Уже перед вечером поезд подошел к вокзалу в Найроби. На перроне столпились встречающие. Казалось, все население города явилось на станцию — в фургонах, открытых автомобилях, верхом на лошадях, пешком или на рикше. Подкатила машина «скорой помощи» с белым деревянным кузовом. Врач и две европейские медсестры стояли наготове. Когда девочку подняли, чтобы положить на носилки, Гвенн заглянула под одеяло и ужаснулась: пониже спины виднелся небольшой сгусток запекшейся крови. Еще одна рана.

Потная, в пыли и копоти, Гвенн сошла на платформу и помогла внести Анну в машину «скорой помощи». Она вдруг осознала свой неопрятный внешний вид и нервно оглядела платформу. На нее смотрел высокий темноволосый мужчина в болтающейся, как на вешалке, одежде. Бог мой, неужели это Алан? Он очень постарел и осунулся. После секундного замешательства Гвенн бросилась к мужу.
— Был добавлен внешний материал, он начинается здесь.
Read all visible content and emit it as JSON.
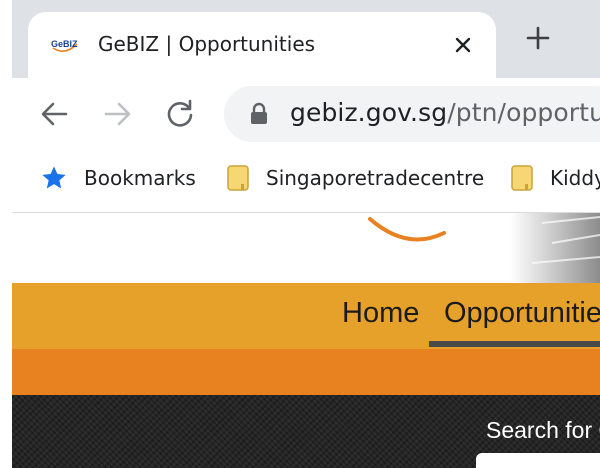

Он двинулся навстречу скованной походкой. Гвенн плача обняла его и ощутила кости. Алан обвил ее слабыми руками. Она закрыла глаза.

— Слава Богу, ты здесь! Ты здоров?

— Как доехала? — спросил Алан.

— Ты не представляешь, что случилось! На эту маленькую девочку напал лев. Она потеряла ужас сколько крови. Я пыталась помочь.

Гвенн подняла голову и всмотрелась в лицо Алана, надеясь отыскать прежние черты своего возлюбленного.

— Гвенни, у нас есть ферма! — жарко прошептал он ей на ухо. — Две тысячи акров на берегу большой реки. Она наша собственная — как ты всегда мечтала! А вот и наша повозка.

— Как же мы будем содержать такую ферму? — удивилась Гвенн и всем телом откинулась назад. Казалось, Алана не заботила пострадавшая девочка. У него изменились глаза: стали глубже, тоскливее. Из них ушла молодость. Должно быть, и она стала другой. Господи, что с ними сделала война!

Гвенн повернула голову и увидела доверху нагруженную, запряженную четырьмя мулами повозку. Сбоку стояли африканец и жирный индиец в роскошной одежде.

— Давай поедем за «скорой помощью» — убедимся, что с Анной все в порядке.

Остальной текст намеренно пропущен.